Le fonds de garantie des victimes d’actes de terrorisme et d’autres infractions est intervenu dans l’indemnisation des victimes en application d’un jugement de la commission d’indemnisation des victimes d’infractions du tribunal de grande instance de Reims rendu en faveur de Mme M. victime d’un viol aggravé commis alors que son auteur bénéficiait d’un régime de placement à l’extérieur et se trouvait en état d’évasion depuis quelques heures.

Les mesures de libération conditionnelle, de permission de sortir et de semi-liberté constituent des modalités d'exécution des peines qui ont été instituées à des fins d'intérêt général et qui créent, lorsqu'elles sont utilisées, un risque spécial pour les tiers susceptible d'engager, même en l'absence de faute, la responsabilité de l’État. (V. CE, 29 avril 1987, n° 61015, A).
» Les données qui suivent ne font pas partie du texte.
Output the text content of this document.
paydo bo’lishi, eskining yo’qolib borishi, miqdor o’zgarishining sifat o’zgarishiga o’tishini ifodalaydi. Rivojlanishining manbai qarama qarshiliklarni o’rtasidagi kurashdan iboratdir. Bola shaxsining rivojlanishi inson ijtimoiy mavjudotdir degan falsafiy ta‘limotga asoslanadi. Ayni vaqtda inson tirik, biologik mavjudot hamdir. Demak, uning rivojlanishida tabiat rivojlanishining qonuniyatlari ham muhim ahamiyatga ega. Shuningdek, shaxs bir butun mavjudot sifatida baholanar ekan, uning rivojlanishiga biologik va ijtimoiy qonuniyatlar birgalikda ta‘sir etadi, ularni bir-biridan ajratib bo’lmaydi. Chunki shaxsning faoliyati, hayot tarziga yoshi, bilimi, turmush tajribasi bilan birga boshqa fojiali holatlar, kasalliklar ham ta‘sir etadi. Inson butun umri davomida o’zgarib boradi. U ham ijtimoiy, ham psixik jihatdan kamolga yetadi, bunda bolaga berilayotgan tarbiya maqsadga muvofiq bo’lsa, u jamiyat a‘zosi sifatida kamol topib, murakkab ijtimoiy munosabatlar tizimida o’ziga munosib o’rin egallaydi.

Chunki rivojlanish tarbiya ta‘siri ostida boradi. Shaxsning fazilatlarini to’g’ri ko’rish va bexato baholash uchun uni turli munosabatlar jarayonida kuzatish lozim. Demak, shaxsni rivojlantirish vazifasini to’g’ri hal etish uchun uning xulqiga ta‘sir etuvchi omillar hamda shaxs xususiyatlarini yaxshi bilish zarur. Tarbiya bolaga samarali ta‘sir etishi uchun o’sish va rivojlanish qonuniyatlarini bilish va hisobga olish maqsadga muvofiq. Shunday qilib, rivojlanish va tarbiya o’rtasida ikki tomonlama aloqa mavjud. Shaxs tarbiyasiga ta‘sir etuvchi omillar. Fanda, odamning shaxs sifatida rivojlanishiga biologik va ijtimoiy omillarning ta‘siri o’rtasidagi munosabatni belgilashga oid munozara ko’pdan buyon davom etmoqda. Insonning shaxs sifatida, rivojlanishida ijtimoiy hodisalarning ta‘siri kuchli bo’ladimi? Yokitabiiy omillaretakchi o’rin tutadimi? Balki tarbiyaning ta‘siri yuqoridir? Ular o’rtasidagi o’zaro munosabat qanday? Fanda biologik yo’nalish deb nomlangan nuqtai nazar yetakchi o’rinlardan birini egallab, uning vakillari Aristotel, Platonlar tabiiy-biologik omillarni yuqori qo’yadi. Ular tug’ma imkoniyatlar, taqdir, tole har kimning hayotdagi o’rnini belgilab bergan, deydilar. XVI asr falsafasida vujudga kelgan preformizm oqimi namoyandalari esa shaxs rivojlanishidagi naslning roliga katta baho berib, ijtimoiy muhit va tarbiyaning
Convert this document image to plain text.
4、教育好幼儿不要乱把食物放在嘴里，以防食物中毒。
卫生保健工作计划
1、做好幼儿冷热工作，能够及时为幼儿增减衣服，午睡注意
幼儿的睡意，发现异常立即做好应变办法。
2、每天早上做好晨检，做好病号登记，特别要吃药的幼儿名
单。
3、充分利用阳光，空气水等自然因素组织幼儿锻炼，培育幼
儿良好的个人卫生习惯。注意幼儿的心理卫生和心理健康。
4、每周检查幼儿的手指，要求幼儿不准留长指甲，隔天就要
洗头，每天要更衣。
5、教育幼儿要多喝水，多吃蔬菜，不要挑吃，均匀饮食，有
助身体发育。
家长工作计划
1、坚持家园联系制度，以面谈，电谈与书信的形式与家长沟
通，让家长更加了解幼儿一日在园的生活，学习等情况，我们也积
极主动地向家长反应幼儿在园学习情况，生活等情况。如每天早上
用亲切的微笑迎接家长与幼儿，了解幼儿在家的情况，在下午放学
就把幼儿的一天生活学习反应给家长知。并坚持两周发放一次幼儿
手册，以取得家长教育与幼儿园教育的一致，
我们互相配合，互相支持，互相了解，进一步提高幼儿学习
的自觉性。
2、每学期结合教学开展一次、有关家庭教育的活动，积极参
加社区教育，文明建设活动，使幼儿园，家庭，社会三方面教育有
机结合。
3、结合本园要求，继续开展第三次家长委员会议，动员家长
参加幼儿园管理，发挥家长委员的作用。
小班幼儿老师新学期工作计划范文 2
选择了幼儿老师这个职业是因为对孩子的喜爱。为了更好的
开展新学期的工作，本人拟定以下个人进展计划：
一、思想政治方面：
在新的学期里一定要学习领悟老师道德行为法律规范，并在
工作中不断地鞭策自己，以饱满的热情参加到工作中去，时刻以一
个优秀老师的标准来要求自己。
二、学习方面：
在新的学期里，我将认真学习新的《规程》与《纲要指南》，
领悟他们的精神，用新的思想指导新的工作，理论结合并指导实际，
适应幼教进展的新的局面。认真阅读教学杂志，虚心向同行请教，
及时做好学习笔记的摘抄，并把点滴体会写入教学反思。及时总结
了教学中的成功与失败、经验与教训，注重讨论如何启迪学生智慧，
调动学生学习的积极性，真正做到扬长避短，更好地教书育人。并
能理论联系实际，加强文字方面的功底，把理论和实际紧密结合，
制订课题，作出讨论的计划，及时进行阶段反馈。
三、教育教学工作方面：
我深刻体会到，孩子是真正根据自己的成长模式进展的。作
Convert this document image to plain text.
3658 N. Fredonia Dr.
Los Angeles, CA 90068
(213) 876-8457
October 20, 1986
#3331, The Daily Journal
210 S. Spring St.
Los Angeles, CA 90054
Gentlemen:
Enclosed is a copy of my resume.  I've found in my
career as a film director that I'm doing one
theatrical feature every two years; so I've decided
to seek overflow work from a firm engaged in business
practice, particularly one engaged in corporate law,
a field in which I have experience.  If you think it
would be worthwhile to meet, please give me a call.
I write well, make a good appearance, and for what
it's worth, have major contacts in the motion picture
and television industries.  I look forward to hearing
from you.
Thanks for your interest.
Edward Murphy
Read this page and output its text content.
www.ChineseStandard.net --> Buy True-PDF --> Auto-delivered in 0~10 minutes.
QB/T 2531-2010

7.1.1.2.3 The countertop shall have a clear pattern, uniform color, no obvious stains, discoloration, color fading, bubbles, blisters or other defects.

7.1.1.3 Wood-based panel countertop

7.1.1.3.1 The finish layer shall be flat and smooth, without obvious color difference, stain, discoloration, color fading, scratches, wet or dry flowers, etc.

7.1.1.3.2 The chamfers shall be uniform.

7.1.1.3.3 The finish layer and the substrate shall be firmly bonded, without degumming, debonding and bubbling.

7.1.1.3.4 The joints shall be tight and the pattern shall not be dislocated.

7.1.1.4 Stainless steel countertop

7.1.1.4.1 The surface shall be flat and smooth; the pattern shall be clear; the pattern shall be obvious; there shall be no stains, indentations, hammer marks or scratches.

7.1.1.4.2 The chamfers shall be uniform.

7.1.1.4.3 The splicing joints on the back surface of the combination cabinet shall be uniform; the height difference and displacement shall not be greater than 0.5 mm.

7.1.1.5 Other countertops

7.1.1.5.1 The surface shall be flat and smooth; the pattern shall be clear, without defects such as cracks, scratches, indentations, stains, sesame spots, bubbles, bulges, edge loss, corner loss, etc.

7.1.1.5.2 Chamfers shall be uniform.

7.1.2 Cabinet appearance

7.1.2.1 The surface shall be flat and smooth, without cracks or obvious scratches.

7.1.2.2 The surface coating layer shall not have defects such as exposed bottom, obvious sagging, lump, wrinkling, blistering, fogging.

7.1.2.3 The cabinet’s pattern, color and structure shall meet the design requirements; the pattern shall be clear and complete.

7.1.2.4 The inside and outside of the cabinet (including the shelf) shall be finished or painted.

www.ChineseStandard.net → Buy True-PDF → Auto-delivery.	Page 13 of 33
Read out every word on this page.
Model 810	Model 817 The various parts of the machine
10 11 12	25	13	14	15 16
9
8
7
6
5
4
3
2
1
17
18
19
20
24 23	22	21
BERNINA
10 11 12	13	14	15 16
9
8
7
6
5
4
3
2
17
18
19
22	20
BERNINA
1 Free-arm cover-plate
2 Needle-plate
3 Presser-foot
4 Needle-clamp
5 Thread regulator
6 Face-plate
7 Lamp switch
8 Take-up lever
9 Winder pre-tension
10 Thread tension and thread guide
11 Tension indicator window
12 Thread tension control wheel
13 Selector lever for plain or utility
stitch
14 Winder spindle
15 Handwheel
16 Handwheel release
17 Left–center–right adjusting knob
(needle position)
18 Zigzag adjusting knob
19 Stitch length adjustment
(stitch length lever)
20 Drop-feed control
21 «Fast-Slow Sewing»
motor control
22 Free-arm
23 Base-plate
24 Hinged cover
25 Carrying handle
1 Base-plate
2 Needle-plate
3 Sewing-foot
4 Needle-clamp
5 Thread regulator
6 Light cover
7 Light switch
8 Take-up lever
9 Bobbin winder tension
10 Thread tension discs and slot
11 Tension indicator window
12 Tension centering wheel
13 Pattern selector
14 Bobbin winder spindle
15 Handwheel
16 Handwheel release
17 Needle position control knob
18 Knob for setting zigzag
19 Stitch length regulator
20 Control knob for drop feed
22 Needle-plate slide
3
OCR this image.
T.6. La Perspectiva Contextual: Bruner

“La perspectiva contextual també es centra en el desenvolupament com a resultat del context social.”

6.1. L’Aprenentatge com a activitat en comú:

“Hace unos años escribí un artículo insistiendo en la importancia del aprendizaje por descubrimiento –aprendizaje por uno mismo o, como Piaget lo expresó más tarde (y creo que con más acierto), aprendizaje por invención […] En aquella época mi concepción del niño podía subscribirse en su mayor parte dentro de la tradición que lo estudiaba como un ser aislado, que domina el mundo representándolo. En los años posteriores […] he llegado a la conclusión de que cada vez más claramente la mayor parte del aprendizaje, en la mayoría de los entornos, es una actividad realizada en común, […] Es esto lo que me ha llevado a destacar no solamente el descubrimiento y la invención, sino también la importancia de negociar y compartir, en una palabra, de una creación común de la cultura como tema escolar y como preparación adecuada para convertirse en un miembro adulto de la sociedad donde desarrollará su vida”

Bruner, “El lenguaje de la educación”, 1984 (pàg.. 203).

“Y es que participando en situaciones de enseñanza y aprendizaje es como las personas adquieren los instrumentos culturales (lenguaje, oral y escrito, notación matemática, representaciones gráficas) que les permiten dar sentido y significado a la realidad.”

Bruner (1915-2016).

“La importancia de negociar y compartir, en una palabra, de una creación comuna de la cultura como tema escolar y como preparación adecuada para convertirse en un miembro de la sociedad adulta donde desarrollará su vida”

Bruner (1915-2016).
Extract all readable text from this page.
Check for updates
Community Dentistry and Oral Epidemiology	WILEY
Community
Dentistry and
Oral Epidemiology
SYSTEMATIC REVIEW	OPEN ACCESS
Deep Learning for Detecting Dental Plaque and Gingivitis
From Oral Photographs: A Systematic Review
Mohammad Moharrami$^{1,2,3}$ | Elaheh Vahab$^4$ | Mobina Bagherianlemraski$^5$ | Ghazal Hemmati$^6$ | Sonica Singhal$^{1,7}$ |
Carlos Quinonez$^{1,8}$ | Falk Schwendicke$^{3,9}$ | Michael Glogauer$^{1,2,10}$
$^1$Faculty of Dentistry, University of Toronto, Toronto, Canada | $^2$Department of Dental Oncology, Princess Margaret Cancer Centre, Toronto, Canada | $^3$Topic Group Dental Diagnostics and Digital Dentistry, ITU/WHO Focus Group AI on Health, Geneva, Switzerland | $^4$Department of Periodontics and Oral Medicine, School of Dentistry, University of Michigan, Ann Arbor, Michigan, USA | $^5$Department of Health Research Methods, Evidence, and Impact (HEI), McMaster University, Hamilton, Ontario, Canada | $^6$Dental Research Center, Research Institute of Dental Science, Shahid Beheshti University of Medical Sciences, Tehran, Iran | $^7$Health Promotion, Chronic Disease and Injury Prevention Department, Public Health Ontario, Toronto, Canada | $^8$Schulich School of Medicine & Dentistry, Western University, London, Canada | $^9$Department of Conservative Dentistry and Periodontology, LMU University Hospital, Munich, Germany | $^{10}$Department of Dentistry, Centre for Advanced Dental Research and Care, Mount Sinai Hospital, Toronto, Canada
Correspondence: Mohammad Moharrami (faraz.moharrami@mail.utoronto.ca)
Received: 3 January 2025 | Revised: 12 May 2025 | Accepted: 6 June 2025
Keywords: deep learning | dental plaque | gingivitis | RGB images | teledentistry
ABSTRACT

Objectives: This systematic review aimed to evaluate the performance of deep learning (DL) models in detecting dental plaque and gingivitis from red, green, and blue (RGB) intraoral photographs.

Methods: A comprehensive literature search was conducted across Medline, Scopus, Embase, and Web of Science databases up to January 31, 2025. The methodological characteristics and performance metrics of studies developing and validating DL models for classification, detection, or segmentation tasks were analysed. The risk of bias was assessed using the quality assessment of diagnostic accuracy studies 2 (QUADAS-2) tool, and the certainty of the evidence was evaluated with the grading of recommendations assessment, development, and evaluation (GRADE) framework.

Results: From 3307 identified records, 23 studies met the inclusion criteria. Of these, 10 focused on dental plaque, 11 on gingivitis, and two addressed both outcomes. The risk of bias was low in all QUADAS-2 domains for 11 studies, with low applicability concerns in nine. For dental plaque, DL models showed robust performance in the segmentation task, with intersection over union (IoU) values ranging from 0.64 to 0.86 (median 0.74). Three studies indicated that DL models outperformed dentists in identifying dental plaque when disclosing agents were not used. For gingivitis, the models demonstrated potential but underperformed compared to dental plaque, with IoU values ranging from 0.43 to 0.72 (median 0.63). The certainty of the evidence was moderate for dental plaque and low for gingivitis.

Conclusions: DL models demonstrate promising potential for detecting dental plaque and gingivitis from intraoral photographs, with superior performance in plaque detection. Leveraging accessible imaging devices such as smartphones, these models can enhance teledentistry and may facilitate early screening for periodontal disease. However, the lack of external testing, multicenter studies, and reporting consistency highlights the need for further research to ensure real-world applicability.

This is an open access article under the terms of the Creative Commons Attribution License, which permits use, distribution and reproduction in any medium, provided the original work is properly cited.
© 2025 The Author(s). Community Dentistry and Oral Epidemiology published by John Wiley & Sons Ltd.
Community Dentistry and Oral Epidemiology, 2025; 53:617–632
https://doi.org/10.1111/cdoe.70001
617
D’une part, la nature et l’étendue des réparations incombant à une personne publique ne dépendent pas de l’évaluation du dommage faite par le juge judiciaire dans un litige auquel elle n’a pas été partie, mais doivent être déterminées par le juge administratif compte tenu des règles relatives à la responsabilité des personnes morales de droit public. D’autre part, le juge n’est pas davantage lié par le contenu des transactions conclues par le fonds de garantie des victimes des actes de terrorisme et d’autres infractions.

Le tribunal a estimé qu’eu égard à la nature des faits et à l’extrême violence des sévices imposés constitutifs de traitements inhumains et dégradants, le chiffrage de l’ensemble des préjudices subi par  la victime et ses deux enfants, fixé à 87 378 euros par la commission d’indemnisation des victimes, n’était pas exagéré. Il a condamné l’Etat à rembourser le fonds de garantie des victimes d’actes de terrorisme et d’autres infractions du montant de ces indemnisations.